- Date: 26 September – 1 October
- Edition: 13th
- Category: ATP Challenger Tour
- Prize money: $50,000+H
- Surface: Clay (Outdoor)
- Location: Medellín, Colombia

Champions

Men's singles
- Facundo Bagnis

Men's doubles
- Alejandro Falla / Eduardo Struvay
| Claro Open Medellín |

= 2016 Claro Open Medellín =

Tennis tournament in Medellín, Colombia

The 2016 Claro Open Medellín was a professional tennis tournament played on outdoor clay courts. It is the 13th edition of the tournament. It was part of the 2016 ATP Challenger Tour.
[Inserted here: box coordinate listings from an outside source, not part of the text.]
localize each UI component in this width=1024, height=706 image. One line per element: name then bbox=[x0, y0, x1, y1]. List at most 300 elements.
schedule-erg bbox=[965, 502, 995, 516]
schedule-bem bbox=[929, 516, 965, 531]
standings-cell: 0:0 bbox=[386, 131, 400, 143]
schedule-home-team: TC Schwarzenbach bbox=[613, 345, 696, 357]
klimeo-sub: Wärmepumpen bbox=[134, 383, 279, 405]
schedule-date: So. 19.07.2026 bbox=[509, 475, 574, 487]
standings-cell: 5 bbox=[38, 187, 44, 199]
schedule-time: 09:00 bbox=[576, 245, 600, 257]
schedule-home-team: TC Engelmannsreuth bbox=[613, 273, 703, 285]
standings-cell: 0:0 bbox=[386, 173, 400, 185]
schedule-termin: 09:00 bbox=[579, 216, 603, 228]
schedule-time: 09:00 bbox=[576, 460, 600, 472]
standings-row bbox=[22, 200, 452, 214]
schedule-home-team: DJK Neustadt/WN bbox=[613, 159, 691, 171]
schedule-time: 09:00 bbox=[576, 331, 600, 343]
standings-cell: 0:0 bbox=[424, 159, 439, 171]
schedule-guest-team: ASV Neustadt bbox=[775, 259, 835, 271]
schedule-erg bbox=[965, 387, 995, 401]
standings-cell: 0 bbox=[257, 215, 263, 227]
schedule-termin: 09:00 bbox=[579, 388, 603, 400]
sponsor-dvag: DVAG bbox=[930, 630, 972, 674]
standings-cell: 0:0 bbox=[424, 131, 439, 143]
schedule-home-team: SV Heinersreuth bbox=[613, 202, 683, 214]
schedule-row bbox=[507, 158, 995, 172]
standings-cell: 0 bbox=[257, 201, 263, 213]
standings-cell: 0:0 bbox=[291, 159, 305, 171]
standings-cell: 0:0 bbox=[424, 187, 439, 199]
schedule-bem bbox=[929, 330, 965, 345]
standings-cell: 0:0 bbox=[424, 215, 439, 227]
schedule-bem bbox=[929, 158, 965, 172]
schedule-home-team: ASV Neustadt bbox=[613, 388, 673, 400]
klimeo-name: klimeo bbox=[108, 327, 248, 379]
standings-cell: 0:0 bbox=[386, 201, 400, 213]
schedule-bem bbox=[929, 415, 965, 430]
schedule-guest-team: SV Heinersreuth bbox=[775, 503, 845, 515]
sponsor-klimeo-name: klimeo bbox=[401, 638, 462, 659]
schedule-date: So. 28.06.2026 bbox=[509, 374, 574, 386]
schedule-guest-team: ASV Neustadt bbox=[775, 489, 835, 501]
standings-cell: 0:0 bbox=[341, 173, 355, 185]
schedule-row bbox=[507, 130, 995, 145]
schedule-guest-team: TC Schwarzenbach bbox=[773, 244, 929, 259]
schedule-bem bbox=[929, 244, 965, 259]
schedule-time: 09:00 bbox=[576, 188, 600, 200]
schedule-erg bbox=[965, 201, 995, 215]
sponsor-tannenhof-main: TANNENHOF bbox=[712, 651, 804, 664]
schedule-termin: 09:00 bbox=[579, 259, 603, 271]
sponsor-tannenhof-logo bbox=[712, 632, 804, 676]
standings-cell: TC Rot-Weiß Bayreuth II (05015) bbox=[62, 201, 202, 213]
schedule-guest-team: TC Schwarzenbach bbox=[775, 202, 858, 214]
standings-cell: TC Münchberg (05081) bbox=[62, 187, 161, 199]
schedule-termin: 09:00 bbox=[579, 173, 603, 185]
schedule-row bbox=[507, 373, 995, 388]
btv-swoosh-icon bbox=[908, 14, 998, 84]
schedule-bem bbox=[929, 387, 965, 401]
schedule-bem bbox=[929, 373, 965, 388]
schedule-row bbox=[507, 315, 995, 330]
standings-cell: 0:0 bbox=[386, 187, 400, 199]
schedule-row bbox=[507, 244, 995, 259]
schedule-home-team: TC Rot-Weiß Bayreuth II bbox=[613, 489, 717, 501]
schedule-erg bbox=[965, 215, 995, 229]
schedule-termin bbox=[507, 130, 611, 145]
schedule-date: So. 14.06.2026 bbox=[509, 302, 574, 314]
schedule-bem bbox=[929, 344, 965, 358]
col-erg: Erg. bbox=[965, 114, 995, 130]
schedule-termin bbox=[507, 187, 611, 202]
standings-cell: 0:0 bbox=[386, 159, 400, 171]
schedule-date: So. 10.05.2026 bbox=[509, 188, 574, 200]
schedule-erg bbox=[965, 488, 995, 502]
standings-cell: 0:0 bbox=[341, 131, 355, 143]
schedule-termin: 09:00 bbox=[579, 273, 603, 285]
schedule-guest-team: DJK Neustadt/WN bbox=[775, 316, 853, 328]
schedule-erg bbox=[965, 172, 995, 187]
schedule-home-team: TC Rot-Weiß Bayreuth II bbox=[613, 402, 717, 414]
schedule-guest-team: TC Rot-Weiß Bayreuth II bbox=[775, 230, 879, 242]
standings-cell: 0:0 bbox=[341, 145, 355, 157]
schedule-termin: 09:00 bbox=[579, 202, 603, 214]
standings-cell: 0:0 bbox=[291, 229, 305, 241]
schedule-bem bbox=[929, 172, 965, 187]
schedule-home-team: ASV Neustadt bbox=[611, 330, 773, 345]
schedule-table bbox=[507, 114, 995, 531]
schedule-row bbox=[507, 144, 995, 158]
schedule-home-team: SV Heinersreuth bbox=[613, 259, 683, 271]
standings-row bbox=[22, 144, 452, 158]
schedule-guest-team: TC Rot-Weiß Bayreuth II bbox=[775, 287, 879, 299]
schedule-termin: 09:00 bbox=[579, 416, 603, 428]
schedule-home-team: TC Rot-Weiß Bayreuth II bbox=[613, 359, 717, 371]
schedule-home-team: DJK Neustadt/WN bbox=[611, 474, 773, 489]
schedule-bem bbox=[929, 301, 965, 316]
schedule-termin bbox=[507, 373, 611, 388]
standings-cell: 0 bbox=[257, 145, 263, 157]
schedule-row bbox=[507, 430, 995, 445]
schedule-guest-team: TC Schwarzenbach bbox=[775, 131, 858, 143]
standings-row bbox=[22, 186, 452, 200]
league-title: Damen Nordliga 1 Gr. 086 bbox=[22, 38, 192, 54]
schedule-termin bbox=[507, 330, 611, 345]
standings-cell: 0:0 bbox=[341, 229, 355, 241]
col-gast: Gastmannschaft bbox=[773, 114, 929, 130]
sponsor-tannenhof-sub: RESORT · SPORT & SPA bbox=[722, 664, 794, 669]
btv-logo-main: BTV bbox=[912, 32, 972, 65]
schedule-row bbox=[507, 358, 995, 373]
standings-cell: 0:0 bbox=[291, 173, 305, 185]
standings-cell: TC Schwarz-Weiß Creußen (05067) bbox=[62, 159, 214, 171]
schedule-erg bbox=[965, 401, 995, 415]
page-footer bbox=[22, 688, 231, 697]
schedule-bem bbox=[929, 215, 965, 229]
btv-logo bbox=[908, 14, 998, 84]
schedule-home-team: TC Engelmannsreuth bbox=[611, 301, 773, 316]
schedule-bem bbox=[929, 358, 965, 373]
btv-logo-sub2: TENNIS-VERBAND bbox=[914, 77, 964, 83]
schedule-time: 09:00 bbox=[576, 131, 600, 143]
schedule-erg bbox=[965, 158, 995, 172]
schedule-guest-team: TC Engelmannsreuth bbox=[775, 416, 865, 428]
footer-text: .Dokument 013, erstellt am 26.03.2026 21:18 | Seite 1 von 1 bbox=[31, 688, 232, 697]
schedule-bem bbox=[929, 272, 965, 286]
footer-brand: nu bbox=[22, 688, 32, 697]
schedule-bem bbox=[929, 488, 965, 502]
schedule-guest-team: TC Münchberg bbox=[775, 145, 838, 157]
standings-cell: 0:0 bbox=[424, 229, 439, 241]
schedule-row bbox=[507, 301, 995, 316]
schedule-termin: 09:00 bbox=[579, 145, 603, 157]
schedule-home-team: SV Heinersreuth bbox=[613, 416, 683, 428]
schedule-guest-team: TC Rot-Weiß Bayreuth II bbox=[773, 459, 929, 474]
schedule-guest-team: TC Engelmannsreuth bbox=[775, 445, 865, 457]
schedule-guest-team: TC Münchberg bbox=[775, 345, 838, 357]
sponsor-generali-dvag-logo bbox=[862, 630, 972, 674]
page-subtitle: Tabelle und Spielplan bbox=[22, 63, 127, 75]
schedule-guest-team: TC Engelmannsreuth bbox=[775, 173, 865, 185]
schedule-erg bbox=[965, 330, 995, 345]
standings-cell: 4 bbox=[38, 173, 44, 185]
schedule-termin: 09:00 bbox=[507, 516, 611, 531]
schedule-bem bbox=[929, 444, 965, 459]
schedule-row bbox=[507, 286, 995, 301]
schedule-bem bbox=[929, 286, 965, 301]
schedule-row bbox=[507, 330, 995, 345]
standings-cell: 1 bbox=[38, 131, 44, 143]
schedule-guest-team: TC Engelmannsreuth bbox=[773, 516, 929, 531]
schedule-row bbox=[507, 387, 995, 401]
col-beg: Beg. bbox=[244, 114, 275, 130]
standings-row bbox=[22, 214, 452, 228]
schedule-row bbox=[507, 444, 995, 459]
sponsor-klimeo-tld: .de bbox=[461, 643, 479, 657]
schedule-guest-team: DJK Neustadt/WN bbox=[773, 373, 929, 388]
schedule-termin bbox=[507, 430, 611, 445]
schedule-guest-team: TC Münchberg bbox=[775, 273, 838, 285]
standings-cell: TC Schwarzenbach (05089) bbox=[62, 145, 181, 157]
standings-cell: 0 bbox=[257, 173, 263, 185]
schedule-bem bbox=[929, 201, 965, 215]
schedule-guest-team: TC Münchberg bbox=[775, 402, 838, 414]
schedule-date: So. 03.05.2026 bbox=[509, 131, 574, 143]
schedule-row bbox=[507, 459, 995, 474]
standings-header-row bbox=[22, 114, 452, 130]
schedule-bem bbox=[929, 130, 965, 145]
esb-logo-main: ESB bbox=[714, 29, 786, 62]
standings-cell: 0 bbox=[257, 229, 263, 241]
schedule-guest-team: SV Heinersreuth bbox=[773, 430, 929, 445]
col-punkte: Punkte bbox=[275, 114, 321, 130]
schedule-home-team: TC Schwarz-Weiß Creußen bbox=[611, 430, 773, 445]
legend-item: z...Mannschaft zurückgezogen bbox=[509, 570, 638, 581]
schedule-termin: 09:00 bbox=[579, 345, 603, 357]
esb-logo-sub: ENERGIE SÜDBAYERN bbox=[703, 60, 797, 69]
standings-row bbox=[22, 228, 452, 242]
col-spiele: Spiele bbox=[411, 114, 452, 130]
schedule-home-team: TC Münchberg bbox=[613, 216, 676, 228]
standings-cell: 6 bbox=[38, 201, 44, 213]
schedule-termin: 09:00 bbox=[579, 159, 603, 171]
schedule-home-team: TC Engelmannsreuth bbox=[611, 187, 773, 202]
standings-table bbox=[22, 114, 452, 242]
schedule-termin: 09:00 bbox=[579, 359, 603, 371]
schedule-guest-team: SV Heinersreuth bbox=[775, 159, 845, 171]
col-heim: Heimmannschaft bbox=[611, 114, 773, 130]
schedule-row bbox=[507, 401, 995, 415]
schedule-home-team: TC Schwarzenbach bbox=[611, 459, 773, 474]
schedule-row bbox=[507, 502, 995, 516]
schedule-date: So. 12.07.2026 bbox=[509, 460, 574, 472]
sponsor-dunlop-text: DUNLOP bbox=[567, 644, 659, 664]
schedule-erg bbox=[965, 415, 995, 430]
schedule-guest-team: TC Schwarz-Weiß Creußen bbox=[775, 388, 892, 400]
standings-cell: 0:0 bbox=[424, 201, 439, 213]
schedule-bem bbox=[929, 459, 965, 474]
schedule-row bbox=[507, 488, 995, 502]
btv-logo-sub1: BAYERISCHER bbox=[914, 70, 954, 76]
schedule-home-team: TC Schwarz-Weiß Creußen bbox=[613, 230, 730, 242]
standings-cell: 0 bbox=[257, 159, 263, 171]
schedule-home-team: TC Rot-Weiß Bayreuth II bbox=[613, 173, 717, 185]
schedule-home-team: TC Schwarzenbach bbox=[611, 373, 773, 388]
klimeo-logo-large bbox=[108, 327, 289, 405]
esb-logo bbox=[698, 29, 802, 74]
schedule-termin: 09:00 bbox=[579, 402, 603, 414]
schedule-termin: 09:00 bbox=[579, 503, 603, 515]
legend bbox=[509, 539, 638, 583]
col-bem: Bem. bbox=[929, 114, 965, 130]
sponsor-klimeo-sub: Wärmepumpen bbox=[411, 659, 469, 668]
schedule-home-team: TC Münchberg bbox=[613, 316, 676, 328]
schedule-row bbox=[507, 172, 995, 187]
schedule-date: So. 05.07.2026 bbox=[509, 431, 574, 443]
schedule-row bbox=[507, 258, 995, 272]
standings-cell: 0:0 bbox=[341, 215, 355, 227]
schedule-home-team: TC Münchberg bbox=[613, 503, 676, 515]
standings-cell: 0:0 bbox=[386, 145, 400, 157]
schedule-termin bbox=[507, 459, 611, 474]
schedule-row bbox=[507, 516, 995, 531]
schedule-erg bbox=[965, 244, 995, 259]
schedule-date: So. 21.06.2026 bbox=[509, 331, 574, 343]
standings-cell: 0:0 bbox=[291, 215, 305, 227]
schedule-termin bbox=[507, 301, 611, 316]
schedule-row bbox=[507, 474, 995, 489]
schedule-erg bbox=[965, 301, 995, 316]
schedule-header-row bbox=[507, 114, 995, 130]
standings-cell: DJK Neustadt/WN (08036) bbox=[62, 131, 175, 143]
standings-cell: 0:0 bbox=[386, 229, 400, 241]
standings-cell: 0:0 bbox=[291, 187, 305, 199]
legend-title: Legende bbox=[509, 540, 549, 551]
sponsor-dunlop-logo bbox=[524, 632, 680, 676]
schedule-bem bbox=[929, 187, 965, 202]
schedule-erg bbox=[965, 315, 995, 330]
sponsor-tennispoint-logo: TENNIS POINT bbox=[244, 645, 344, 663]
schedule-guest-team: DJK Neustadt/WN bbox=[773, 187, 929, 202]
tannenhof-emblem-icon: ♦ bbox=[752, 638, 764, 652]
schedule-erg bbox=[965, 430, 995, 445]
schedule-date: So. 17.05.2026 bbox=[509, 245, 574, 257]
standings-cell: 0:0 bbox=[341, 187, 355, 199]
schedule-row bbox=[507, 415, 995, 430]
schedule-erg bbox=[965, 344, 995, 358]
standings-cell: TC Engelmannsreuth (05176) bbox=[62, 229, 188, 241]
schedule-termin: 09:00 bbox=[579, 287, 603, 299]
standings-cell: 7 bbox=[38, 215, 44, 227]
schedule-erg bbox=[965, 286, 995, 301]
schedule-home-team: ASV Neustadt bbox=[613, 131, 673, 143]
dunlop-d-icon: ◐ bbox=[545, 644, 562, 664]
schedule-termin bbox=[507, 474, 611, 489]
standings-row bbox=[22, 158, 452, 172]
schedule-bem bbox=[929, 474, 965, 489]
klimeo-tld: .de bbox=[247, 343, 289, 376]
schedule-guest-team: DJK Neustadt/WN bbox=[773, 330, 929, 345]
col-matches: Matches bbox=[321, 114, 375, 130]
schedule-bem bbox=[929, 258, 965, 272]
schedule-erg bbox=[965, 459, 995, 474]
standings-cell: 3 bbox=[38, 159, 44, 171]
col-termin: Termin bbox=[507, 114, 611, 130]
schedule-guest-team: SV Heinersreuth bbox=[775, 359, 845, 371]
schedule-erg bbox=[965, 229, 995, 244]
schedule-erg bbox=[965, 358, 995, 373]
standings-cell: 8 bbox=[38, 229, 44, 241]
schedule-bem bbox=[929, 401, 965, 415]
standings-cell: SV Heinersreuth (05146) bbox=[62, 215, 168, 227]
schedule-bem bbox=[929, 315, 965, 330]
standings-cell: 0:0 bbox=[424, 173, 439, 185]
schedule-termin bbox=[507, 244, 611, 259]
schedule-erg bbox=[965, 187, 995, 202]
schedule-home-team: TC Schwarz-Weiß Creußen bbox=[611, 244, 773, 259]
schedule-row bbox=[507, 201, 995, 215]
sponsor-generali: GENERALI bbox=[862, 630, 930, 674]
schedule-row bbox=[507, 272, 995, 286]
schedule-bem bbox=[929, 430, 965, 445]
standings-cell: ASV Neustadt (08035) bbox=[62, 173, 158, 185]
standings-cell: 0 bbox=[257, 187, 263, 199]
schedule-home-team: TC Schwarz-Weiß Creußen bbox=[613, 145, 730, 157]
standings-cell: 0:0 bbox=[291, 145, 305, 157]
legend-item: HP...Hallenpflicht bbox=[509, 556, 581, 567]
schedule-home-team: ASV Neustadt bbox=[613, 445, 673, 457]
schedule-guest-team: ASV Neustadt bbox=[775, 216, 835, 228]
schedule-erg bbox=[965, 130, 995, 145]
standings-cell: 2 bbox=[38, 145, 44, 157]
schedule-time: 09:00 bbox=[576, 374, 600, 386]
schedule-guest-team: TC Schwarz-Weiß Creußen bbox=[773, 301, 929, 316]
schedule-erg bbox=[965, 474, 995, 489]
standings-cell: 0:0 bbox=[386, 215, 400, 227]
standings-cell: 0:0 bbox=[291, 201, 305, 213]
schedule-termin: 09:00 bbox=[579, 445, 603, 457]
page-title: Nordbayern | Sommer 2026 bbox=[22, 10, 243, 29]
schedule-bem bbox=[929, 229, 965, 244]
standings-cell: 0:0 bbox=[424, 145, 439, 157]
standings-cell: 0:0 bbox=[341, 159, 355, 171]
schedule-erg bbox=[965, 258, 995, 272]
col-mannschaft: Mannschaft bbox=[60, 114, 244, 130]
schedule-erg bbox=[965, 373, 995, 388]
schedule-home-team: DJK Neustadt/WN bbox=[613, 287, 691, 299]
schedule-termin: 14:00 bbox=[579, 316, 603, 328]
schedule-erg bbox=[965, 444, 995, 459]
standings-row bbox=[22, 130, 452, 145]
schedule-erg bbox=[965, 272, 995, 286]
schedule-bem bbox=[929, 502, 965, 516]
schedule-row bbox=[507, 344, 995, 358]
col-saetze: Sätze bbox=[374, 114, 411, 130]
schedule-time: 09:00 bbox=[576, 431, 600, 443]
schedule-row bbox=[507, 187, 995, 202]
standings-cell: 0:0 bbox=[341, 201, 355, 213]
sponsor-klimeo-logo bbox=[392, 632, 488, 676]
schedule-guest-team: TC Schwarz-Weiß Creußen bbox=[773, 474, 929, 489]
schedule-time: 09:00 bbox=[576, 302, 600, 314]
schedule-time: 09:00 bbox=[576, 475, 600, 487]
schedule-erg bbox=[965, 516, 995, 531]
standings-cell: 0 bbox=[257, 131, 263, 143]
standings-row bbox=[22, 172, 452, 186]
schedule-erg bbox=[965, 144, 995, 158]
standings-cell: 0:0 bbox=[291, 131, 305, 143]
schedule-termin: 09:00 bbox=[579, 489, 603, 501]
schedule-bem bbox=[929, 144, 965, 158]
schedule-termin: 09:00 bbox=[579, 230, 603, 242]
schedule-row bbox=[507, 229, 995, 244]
It took place in Medellín, Colombia, between 26 September and 1 October 2016.

==Singles main draw entrants==

=== Seeds ===

| Country | Player | Rank^{1} | Seed |
|---|---|---|---|
| DOM | Víctor Estrella Burgos | 76 | 1 |
| ARG | Facundo Bagnis | 86 | 2 |
| BRA | Rogério Dutra Silva | 107 | 3 |
| ARG | Renzo Olivo | 120 | 4 |
| BRA | João Souza | 123 | 5 |
| COL | Santiago Giraldo | 129 | 6 |
| ARG | Nicolás Kicker | 136 | 7 |
| COL | Alejandro González | 168 | 8 |

- ^{1} Rankings as of 19 September 2016.

=== Other entrants ===
The following players received wild cards into the singles main draw:
- ARG Gregorio Cordonnier
- COL Juan Sebastián Gómez
- COL Daniel Elahi Galán
- COL Sergio Luis Hernández Ramírez

The following players received entry as alternates:
- COL Nicolás Barrientos
- BRA José Pereira

The following players received entry from the qualifying draw:
- BRA Orlando Luz
- BRA Fernando Romboli
- BRA Nicolas Santos
- BRA Marcelo Zormann

The following player received entry as a lucky loser:
- BRA Bruno Sant'anna

== Champions ==

===Men's singles===

- ARG Facundo Bagnis def. BRA Caio Zampieri 6–7^{(3–7)}, 7–5, 6–2.

===Men's doubles===

- COL Alejandro Falla / COL Eduardo Struvay def. BRA André Ghem / ESP Juan Lizariturry 6–3, 6–2.